I would nestle my smartphone on top of my shoulder, under my shirt, where it was reasonably secure against falling to the ground and also close enough to my ear that I wouldn’t miss a phrase when an obnoxiously loud vehicle roared past.

And thus I walked through the city, a disembodied voice speaking from my shoulder like a well-educated little parrot.

I was listening to history, to philosophy, to economics, to fiction, to essays. But someone who cycled past me on the sidewalk, who heard not the content but just the sound of an audiobook, might be forced to supply the content in the form of a guess.

What could they guess? What sort of person striding down the street would care so much about a body of texts, and what would that person listen to? There were a few possible answers to the question that I could think of.
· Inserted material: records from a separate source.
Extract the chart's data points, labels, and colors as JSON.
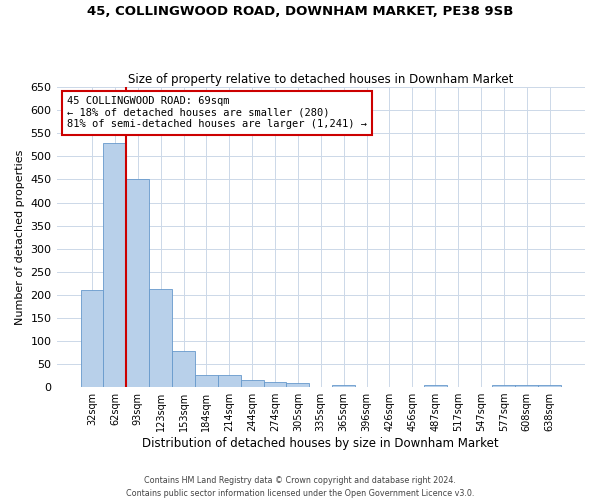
{
  "title1": "45, COLLINGWOOD ROAD, DOWNHAM MARKET, PE38 9SB",
  "title2": "Size of property relative to detached houses in Downham Market",
  "xlabel": "Distribution of detached houses by size in Downham Market",
  "ylabel": "Number of detached properties",
  "footer1": "Contains HM Land Registry data © Crown copyright and database right 2024.",
  "footer2": "Contains public sector information licensed under the Open Government Licence v3.0.",
  "categories": [
    "32sqm",
    "62sqm",
    "93sqm",
    "123sqm",
    "153sqm",
    "184sqm",
    "214sqm",
    "244sqm",
    "274sqm",
    "305sqm",
    "335sqm",
    "365sqm",
    "396sqm",
    "426sqm",
    "456sqm",
    "487sqm",
    "517sqm",
    "547sqm",
    "577sqm",
    "608sqm",
    "638sqm"
  ],
  "values": [
    210,
    530,
    450,
    213,
    78,
    27,
    27,
    15,
    10,
    8,
    0,
    5,
    0,
    0,
    0,
    5,
    0,
    0,
    5,
    5,
    5
  ],
  "bar_color": "#b8d0ea",
  "bar_edge_color": "#6699cc",
  "annotation_text": "45 COLLINGWOOD ROAD: 69sqm\n← 18% of detached houses are smaller (280)\n81% of semi-detached houses are larger (1,241) →",
  "annotation_box_color": "#ffffff",
  "annotation_box_edge_color": "#cc0000",
  "vline_color": "#cc0000",
  "vline_x_index": 1,
  "ylim": [
    0,
    650
  ],
  "yticks": [
    0,
    50,
    100,
    150,
    200,
    250,
    300,
    350,
    400,
    450,
    500,
    550,
    600,
    650
  ],
  "background_color": "#ffffff",
  "grid_color": "#ccd8e8"
}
1. The Fundamentalist. Maybe they figured I was someone very religious, listening to revivalist preachers, sermons about hellfire, about the righteous and the wicked.

2. The Marxist. Or maybe they wondered if I was someone being brainwashed into the thinking of communism, learning to use terms like alienation and bourgeois and wage-slavery.

3. The Esotericist. Or maybe they thought I was someone who believed there was cosmic wisdom to be found in crystals and Eastern scriptures, learning to tap the energies of the universe through my oneness with the way of non-violence.

And maybe I was wrong in those guesses. Maybe they thought I was listening to something else entirely. I feel pretty sure, though, that not many could have guessed my real purpose.

I was setting out on the Arnoldian quest to find the best that has been thought and said. I was seeking to remake my mind. I wanted to be able to understand the thoughts of the brightest and wisest minds in the world, in all of history.

A big goal, I know. It’s a long path, which few of us will ever get anywhere close to completing, but it’s no less worth the walking. We’ll certainly never finish if we don’t get it started.